System Size and Isospin Effects in Central Heavy-Ion Collisions at SIS Energies

Abstract

Much interest has been devoted, for the last two decades, to the investigation of the bulk properties of hot and dense nuclear matter produced in energetic heavy-ion collisions. Despite the tremendous progress accomplished so far1, the dynamical collision process is not yet sufficiently understood to extract unambiguous information on the fundamental properties of nuclear matter and the underlying equation of state. Further studies both experimentally and theoretically are therefore still needed. In this context, a large systematic study of different symmetric reactions has been achieved recently with the FOPI detector2 at the SIS accelerator of GSI-Darmstadt, where different entrance channel parameters (the size of the system, its isospin and the beam energy) were varied. The production of intermediate mass fragments (IMFs) and the degree of equilibration attained during the collision were among the main aspects of interest. By varying the size of the interacting nuclei, one can explore the influence of phenomena like stopping, compression and decompression on the formation of IMFs, which is expected to be particularly important in central collisions3. A deep understanding of the mechanism of IMF production, the so-called “multifragmentation”, is of special interest as it might be related to the possible occurence of a liquid-gas phase transition in finite nuclear systems. Using, on the other hand, different combinations of equal mass projectile and target nuclei which differ only by their isospin content, one can investigate the degree of mixing of projectile and target nucleons.

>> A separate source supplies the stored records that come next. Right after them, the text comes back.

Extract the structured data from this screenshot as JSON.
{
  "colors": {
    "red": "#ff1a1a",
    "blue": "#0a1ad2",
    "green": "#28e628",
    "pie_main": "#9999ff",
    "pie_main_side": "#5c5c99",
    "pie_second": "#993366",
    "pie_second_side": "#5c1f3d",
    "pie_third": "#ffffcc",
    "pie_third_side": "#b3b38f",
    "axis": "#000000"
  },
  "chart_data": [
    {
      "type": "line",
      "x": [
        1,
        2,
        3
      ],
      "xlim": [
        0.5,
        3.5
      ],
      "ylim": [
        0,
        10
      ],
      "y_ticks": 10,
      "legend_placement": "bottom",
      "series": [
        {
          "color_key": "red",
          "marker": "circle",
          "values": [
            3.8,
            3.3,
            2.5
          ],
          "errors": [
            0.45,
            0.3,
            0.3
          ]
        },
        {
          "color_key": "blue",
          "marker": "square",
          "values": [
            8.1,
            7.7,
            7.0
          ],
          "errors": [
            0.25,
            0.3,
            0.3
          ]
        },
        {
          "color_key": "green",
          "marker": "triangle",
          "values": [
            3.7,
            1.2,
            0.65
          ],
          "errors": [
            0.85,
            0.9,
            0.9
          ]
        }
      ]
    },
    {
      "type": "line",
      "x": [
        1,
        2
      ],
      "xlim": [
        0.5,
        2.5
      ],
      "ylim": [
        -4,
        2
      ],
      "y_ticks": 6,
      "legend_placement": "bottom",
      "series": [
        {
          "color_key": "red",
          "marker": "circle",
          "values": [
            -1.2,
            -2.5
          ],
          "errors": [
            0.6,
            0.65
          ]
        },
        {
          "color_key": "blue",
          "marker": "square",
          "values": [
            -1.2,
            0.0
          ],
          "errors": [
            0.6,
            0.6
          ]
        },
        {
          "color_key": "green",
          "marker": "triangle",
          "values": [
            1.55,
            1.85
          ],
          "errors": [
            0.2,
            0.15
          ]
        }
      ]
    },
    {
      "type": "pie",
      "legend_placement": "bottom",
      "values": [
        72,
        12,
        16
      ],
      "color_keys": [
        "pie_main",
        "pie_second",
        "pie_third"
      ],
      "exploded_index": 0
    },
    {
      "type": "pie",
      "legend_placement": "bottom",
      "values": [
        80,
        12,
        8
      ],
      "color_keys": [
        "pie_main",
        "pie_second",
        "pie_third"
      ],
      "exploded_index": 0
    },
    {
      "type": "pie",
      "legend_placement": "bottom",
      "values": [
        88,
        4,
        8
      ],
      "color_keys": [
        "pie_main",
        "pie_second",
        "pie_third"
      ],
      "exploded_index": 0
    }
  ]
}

This offers a very promising method to probe the question of whether or not a global equilibrium is reached during the collision, which is the basic assumption in applying statistical concepts to describe the dissociation of the nuclear system. This issue is also of high interest in a microscopic approach of the collision process as the degree of mixing of projectile and target nucleons is expected to be particularly sensitive to the elementary in-medium interactions4.